Eşine çok sinirlenen bir danışanım bir keresinde bana şu soruyu sormuştu: “Eşiniz aptalca bir şey yaptığında veya pislik gibi davrandığında hangisi daha kötü?” önce zihnim, bu yüzden kendi cevabımla biraz hazırdım. Cevap verdim: “Dürüst olmak gerekirse, ikisi de can sıkıcı ama ilkini daha çabuk atlatmış gibiyim.

O bir pislik olduğunda, mesajını ve acımasız tavrını içselleştiriyor ve kötü cevaplarını kafamda tekrar tekrar oynuyorum. Sonra bunları diğer senaryolara genelleştiriyorum ve bir sonraki bildiğim şey, kafamda benden ne kadar nefret ettiği ve benim ondan ne kadar nefret ettiğimle ilgili koca bir film var.”

4. Sizi gelecekte daha fazla başarısız tartışmalara hazırlar

Bu kalıbı yaratmanın en büyük tehlikesi, sonunda, defalarca belirli bir dövüşün lojistiğini veya ayrıntılarını hatırlamamamız, ancak diğer kişi tarafından incinmenin güçlü duygularını hatırlamamızdır. Tüm bu duyguları biriktirmeye devam edeceğiz.

Bir noktada bu duygular beklentilere dönüşür. Diğer kişinin yaptığı her şeyin incitici, sinir bozucu, sinir bozucu, aptal, sorumsuz, kaba, umursamaz vb. olmasını bekleriz.

Yaratıcı olabilir ve boşlukları doldurabilirsiniz, ancak bu kesinlikle olumsuzdur. Bir dahaki sefere, gerçekleri işlemeden önce hissi tahmin ediyoruz.
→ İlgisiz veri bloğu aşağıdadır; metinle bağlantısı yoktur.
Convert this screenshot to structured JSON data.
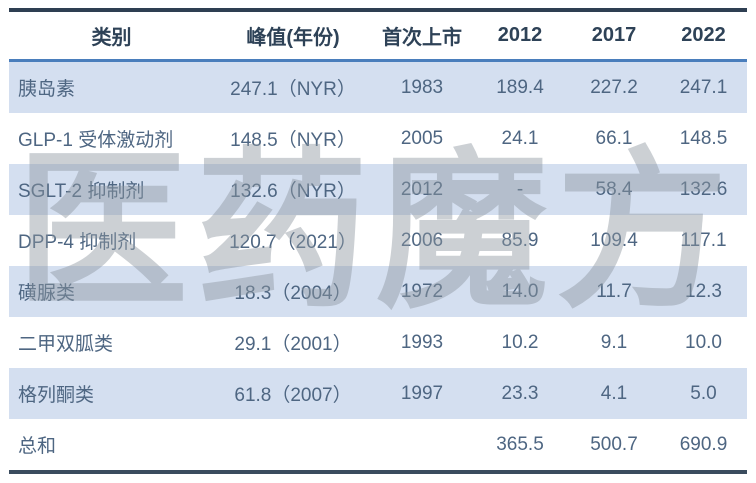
{
  "chart_data": {
    "type": "table",
    "title": "",
    "columns": [
      "类别",
      "峰值(年份)",
      "首次上市",
      "2012",
      "2017",
      "2022"
    ],
    "rows": [
      [
        "胰岛素",
        "247.1（NYR）",
        "1983",
        "189.4",
        "227.2",
        "247.1"
      ],
      [
        "GLP-1 受体激动剂",
        "148.5（NYR）",
        "2005",
        "24.1",
        "66.1",
        "148.5"
      ],
      [
        "SGLT-2 抑制剂",
        "132.6（NYR）",
        "2012",
        "-",
        "58.4",
        "132.6"
      ],
      [
        "DPP-4 抑制剂",
        "120.7（2021）",
        "2006",
        "85.9",
        "109.4",
        "117.1"
      ],
      [
        "磺脲类",
        "18.3（2004）",
        "1972",
        "14.0",
        "11.7",
        "12.3"
      ],
      [
        "二甲双胍类",
        "29.1（2001）",
        "1993",
        "10.2",
        "9.1",
        "10.0"
      ],
      [
        "格列酮类",
        "61.8（2007）",
        "1997",
        "23.3",
        "4.1",
        "5.0"
      ],
      [
        "总和",
        "",
        "",
        "365.5",
        "500.7",
        "690.9"
      ]
    ]
  },
  "watermark": {
    "text": "医药魔方"
  },
  "colors": {
    "header_text": "#2e4257",
    "body_text": "#4e6682",
    "alt_row_background": "#d4dff0",
    "top_bottom_border": "#2e3f52",
    "header_separator": "#4a7ebc",
    "watermark_gray": "#8e96a0"
  }
}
Cildimiz bu olumsuz duygunun beklentisiyle sürünür.

5. Görüyoruz ve bize doğru geldiğini hissediyoruz

Karşımızdakinin haklı mı haksız mı olduğunu bile anlamadan kapatıyoruz, bu yüzden düzgün bir tartışma şansımız bile yok çünkü konuşmaya başlamadan önce zaten sinirleniyoruz.

Bildiğimiz bir sonraki şey, neye kızdığımızı gerçekten bilmeden, birbirimize kızarak evin içinde yürüyoruz.

Yüksek çatışmalı bir ilişki hakkında kesinlikle iyi bir şey yoktur (belki makyaj seks, ancak çoğu çiftin bildirdiği şey bu değildir). Bir ilişkinin bir destek, rahatlık, birbirini güçlendirme, problem çözme ve hepsinden önemlisi büyüme kaynağı olması gerekiyordu. kısır, sağlıksız döngü

Her zaman sıcak ve bulanık olmayabilir, ancak çoğu zaman olması gerekir; bu mümkün değilse, en azından nötr zemini seçin. Bu iyi bir başlangıç ​​noktası!